Moi aussi, j’aurais bien aimé que l’on débatte de ce texte, mais je vous avouerai que le plus important, à mes yeux, c’est que la navette parlementaire se fasse, que ce texte reparte à l’Assemblée nationale et qu’il aboutisse.
J’ai entendu tout à l’heure avec intérêt M. le secrétaire d’État affirmer qu’il faut que la navette se poursuive. Je ne sais pas si c’est un avis du Gouvernement ; au moins, c’est une piste. J’imagine, monsieur le secrétaire d’État, que si vous voulez que la navette se poursuive, ce n’est pas pour que le texte s’enlise, mais bien pour qu’il aboutisse.
Nous allons donc attendre qu’un groupe de l’Assemblée nationale veuille bien demander l’inscription de cette proposition de loi à l’ordre du jour. J’espère que le Gouvernement convoquera ensuite une commission mixte paritaire, pour permettre que les propositions contenues dans ce texte constituent un droit nouveau, effectif et garanti pour les femmes.

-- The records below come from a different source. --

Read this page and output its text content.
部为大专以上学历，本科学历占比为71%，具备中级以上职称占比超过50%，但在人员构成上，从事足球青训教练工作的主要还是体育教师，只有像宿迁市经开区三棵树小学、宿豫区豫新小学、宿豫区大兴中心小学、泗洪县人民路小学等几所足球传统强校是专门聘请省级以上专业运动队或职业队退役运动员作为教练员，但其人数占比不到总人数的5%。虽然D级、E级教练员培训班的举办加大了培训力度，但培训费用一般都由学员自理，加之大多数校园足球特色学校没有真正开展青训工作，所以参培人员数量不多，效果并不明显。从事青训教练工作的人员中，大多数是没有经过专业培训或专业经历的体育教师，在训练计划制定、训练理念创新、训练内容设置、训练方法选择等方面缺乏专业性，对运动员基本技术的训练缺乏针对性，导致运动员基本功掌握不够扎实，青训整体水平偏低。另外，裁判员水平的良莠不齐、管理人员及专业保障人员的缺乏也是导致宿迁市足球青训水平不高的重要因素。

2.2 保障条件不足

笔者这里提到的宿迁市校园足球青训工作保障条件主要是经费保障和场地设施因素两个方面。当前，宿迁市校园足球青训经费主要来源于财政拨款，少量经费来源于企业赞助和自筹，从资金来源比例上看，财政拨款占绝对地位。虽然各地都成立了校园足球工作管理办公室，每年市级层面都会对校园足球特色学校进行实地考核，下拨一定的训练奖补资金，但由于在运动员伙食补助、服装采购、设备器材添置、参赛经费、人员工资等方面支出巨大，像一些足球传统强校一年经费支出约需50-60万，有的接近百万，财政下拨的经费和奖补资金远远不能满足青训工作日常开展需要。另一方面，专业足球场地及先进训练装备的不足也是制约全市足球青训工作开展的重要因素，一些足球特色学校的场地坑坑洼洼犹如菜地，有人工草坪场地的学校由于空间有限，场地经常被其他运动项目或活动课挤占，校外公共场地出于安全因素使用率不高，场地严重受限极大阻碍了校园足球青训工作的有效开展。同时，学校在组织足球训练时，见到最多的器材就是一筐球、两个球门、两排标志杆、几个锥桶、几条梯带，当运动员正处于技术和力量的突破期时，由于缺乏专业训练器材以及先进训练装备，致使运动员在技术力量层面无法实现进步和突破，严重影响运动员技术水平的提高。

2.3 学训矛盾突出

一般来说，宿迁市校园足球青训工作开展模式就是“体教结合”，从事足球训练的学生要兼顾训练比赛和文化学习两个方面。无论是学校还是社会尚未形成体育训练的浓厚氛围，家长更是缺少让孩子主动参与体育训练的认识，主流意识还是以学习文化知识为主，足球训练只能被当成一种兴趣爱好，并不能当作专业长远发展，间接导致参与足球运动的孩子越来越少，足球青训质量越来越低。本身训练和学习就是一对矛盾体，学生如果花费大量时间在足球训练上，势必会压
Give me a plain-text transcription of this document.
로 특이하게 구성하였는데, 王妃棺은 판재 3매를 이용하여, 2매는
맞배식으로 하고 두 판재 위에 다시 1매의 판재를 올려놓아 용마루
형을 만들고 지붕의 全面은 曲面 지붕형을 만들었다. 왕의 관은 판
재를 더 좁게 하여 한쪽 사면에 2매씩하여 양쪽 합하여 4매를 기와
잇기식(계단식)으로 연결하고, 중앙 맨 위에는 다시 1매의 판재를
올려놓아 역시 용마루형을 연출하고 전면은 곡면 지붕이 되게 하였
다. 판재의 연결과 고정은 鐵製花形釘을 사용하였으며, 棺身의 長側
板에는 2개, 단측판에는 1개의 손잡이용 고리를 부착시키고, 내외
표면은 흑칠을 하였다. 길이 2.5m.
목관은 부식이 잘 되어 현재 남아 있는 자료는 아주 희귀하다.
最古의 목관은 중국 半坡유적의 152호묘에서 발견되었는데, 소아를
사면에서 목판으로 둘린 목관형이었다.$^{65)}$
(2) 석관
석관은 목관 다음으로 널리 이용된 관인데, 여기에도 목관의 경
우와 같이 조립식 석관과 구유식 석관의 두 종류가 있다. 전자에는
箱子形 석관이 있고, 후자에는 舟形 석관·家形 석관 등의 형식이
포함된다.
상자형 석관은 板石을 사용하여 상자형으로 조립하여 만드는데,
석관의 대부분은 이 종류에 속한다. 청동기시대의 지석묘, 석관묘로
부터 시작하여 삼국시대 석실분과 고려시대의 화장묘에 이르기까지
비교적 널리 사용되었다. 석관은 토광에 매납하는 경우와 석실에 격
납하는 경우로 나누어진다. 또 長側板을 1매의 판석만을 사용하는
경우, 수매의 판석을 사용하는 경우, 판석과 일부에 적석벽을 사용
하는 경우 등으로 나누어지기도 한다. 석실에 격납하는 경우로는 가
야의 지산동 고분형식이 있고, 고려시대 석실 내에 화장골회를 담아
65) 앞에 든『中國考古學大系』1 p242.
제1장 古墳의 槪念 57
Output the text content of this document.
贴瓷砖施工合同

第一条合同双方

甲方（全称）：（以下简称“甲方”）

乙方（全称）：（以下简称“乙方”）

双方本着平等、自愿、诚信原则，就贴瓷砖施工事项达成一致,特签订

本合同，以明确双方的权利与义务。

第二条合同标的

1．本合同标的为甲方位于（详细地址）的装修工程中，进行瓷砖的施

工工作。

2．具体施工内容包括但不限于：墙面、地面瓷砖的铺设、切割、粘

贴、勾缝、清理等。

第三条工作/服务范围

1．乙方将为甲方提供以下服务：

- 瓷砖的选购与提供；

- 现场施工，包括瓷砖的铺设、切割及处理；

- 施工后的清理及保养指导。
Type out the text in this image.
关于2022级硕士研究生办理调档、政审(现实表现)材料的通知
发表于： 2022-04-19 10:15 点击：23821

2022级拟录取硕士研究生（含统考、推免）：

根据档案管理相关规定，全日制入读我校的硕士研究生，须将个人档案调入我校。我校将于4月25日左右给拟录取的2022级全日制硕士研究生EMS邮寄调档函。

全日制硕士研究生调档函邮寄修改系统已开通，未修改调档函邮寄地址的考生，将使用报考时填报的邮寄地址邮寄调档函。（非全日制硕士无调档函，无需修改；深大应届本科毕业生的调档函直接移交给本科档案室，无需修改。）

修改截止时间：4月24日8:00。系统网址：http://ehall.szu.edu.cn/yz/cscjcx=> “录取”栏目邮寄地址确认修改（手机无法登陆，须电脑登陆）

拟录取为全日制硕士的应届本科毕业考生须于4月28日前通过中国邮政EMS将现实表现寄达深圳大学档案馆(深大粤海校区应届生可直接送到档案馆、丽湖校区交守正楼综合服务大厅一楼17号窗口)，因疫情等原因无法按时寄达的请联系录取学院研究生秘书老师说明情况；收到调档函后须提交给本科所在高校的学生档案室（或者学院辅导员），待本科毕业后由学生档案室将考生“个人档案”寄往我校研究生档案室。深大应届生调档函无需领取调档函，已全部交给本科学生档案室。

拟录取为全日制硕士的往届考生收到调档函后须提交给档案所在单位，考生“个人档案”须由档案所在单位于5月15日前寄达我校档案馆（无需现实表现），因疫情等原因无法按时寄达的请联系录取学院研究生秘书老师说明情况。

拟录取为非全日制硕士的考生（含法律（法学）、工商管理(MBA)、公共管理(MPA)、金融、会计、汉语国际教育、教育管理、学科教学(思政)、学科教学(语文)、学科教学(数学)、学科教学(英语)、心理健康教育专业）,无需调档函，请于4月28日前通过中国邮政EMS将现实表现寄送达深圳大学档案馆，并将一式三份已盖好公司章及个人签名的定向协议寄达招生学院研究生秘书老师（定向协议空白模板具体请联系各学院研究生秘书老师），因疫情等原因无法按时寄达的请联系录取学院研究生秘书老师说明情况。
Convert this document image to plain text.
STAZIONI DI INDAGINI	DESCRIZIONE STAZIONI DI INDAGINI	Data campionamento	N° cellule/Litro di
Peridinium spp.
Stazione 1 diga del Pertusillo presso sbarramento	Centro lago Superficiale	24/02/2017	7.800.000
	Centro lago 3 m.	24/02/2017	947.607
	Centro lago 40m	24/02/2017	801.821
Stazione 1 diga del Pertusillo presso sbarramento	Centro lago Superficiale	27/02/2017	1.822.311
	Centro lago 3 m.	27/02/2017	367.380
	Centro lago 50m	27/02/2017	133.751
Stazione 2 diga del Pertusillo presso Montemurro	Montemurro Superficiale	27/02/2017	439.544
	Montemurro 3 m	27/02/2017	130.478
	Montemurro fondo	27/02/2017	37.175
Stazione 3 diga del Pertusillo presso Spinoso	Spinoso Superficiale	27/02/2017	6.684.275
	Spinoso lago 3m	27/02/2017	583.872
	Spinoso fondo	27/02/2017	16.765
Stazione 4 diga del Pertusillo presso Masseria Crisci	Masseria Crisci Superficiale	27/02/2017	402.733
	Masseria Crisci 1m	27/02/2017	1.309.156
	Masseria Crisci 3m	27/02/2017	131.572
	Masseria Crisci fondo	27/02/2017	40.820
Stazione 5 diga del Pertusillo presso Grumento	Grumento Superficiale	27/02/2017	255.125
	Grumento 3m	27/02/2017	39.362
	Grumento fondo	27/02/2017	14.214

Enfin, je me tiens, comme tout le Sénat manifestement, à la disposition du Gouvernement, pour discuter de la manière dont on peut, au mieux, mettre en place une réelle politique sanitaire de soutien à la santé sexuelle et reproductive. Contraception, avortement et fertilité : ces trois sujets, mes chers collègues, peuvent être abordés au sein de ce qui est, pour le moment, un angle mort de la politique sanitaire.